According to economists Banerjee & Duflo, “The poor are skeptical about their supposed opportunities, and the possibility of any radical change in their lives…Therefore, they focus on the here and now, on living their lives as pleasantly as possible, and on celebrating when the occasion demands it.”

–Lynne Diligent

 

“No One Told Them to Have Children!” Is Becoming a Mainstream Attitude Today

March 7, 2015

Poor people having children

An economic trend and a social trend have combined today such that parents are now being judged today by a completely new set of criteria.

With the decline of the middle class, more people than ever before are being judged by the criteria, “No one told them to have children!”  In other words, the new criteria means that instead of full adulthood being conferred only upon those who have become parents and householders, that adults are now judged as being irresponsible for becoming parents, unless they can provide a middle-class standard or above for raising their children.

How did this change come about, and in only two generations?

The first element was a social change, with the sexual revolution, with availability and acceptability of contraception and abortion, and more young married adults choosing a child-free lifestyle.  A generation ago, those choosing to be child-free were called selfish.  Now, they are called responsible, especially if their incomes are not up to an upper-middle-class level.

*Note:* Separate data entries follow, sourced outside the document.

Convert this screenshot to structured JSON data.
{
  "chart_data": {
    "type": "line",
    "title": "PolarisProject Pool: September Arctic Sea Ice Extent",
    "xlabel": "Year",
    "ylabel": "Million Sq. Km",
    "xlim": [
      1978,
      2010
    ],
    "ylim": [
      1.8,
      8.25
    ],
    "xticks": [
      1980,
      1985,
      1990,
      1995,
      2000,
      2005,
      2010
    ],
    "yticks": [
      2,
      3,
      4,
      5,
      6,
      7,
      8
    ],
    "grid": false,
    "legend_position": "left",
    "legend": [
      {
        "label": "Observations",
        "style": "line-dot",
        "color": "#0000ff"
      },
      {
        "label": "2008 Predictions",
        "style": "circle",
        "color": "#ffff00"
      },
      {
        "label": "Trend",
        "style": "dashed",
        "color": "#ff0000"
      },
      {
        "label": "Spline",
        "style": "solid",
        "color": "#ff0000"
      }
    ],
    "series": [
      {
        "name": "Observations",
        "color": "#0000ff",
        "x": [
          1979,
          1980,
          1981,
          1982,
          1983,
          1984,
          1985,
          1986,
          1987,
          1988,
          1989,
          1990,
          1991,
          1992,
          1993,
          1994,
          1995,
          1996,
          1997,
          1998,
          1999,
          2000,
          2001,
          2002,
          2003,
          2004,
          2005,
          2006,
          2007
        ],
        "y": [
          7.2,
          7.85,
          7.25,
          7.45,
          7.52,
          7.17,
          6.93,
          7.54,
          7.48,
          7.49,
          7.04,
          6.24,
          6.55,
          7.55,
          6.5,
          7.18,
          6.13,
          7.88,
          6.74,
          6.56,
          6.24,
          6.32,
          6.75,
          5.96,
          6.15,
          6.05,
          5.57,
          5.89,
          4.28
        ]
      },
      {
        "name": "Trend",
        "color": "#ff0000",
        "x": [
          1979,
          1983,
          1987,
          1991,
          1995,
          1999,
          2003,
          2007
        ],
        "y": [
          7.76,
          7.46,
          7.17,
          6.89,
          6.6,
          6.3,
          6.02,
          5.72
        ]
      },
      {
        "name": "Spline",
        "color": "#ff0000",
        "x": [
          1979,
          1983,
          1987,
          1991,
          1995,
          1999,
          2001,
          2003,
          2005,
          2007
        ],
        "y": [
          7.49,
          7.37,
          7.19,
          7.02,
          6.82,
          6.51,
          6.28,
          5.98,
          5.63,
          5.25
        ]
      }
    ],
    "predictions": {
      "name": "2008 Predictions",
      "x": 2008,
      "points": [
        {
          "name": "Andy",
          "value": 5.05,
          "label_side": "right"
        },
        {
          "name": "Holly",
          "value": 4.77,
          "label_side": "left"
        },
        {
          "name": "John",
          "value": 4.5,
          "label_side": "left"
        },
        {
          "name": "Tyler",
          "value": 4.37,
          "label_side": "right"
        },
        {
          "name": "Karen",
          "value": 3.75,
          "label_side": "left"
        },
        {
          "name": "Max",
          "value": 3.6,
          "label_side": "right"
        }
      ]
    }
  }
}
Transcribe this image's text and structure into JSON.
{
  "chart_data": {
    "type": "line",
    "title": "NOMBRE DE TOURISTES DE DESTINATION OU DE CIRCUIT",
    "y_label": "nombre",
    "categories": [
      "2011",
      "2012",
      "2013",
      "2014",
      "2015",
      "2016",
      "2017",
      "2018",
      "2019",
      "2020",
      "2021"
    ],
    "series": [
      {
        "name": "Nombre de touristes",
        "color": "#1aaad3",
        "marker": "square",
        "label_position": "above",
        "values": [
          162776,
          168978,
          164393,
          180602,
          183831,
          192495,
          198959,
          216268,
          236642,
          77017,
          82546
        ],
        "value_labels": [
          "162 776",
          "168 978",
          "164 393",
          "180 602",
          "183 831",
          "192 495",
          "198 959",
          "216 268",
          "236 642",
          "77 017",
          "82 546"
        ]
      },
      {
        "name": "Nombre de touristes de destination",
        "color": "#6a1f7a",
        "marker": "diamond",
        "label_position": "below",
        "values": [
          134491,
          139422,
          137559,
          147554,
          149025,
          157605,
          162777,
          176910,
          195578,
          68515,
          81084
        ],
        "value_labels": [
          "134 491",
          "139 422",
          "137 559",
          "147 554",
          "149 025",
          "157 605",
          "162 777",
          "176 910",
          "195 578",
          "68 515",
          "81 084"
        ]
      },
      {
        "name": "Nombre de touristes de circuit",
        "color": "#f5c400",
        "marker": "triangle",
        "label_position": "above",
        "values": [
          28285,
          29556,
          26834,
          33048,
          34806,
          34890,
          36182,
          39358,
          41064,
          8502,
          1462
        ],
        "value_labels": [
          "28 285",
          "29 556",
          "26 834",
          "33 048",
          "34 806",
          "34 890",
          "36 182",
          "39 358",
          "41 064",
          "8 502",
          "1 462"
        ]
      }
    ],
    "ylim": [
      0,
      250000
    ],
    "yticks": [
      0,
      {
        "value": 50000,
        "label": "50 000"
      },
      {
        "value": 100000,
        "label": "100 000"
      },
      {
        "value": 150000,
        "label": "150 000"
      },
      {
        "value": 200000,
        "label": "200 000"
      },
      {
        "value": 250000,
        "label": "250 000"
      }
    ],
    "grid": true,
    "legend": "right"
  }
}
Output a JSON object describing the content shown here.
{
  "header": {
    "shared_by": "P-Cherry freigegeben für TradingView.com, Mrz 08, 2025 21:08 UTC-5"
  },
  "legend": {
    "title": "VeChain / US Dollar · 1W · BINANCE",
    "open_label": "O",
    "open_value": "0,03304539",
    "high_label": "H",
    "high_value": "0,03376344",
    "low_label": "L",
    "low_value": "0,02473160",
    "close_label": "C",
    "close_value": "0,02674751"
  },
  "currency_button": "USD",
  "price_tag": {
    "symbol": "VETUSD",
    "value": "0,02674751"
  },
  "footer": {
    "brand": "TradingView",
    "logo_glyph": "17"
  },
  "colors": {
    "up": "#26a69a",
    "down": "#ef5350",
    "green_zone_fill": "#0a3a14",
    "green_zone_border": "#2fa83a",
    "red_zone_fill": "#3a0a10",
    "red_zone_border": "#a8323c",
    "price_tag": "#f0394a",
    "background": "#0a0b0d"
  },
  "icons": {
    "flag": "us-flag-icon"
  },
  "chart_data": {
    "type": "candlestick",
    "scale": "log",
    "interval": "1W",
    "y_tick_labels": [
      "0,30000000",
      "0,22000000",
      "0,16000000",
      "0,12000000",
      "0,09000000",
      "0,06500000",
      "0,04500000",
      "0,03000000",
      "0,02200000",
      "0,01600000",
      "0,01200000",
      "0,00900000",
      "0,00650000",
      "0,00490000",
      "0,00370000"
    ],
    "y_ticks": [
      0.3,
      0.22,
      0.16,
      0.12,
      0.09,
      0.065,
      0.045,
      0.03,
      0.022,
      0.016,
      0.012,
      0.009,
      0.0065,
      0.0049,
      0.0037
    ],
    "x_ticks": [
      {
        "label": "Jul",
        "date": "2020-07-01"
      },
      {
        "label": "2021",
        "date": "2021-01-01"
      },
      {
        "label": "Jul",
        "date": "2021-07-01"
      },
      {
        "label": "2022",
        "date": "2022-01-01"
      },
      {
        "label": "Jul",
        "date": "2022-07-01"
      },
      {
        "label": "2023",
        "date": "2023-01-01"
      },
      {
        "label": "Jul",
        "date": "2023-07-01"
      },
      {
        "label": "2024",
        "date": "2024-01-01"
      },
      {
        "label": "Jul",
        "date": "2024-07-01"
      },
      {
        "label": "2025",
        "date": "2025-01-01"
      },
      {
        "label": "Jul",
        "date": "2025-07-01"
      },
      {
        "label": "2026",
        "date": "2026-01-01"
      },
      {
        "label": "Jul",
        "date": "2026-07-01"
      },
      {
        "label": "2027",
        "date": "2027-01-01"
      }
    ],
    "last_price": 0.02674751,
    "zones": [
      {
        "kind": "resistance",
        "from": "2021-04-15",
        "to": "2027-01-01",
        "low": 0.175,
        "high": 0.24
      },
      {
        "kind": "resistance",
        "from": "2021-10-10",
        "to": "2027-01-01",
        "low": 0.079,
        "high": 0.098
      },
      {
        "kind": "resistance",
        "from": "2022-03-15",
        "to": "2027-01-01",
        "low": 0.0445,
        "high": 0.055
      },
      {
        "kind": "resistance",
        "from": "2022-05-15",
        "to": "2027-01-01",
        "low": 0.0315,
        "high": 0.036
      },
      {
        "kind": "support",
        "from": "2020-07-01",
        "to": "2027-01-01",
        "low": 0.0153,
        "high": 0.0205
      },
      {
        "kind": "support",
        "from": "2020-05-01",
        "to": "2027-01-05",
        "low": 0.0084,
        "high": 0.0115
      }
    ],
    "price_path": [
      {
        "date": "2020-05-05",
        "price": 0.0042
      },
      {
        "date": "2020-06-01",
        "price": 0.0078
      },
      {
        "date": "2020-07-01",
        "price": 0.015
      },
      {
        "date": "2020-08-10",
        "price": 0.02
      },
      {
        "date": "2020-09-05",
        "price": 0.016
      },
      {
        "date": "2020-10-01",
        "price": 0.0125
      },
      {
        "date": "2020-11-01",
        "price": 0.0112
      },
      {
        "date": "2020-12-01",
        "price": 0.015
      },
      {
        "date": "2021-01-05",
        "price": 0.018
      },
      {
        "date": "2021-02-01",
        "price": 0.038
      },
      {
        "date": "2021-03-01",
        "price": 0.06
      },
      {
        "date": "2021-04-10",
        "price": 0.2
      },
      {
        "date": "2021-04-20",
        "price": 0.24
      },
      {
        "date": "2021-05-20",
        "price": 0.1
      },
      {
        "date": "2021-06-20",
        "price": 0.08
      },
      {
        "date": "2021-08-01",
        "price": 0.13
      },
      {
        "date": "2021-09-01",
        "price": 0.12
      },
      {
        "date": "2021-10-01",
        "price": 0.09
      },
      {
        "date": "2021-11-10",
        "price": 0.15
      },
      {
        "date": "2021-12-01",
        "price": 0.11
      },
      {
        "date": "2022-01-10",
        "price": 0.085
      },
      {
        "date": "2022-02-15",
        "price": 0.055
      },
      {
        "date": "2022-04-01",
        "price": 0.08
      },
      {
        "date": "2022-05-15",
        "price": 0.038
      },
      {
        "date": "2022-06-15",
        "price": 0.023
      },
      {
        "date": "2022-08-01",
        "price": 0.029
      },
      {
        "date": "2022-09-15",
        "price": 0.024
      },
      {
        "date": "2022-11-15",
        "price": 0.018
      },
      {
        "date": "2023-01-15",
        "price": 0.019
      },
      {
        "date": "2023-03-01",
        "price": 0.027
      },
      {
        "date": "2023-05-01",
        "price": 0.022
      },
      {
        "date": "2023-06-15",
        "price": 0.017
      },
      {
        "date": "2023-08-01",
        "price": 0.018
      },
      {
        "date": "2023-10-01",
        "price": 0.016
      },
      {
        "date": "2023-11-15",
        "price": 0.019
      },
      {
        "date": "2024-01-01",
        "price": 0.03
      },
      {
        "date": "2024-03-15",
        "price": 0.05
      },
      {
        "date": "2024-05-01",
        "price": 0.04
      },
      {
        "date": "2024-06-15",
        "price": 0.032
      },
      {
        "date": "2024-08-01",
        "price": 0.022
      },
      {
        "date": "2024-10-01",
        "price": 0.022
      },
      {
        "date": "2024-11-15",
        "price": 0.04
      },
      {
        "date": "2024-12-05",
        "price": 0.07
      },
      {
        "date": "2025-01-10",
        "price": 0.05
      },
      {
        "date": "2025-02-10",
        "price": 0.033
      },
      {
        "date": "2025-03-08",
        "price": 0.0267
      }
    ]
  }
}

In today’s America, getting married and having children is no longer the normal progression of adult life.  Now, it’s about finding a job or career which pays enough to afford a middle-class lifestyle.  Anyone who has children, by choice or mistakenly, without having achieved that, is now judged harshly as being a burden on society.

Thus, the middle classes are very careful now to have only one or two children. A few upper-middle-class  families have several children, and can well afford them, but more are having only two children.  Lower-middle-class  parents, as well as any parents who are struggling financially, are now viewed as irresponsible, and that their problems are of their own making.  “No one told them to have children!” is now a common judgement by those without children.

The poor (even the married poor) are judged most harshly for having children, whereas in the past the married poor would have been expected to have children.  The poor often have more children, but not always for the reasons (irresponsibility) that the childless or better-off imagine.  (Those reasons are not the subject of this post.)

In the past, only Catholics were judged for having too many children and being poor because of it.  Now, all poor families are judged for having any children at all.

To other cultures, the new situation in America appears incredible.  Other societies view children as the foundation of their growth and family support of the different generations throughout life as a necessity.  Other societies place less burden on young parents, whether they provide free daycare for working mothers (European societies) or inter-generational child care for children, or even the support of having maids at home,  to enable parents to work.

Two generations ago, the norm was that women were at home caring for children, while men worked.  But as women have gone to work, American society has not provided any workable childcare solution compared to other societies.  The result is that now, it has become socially acceptable and even common to judge that whole classes of people should no longer be having children at all.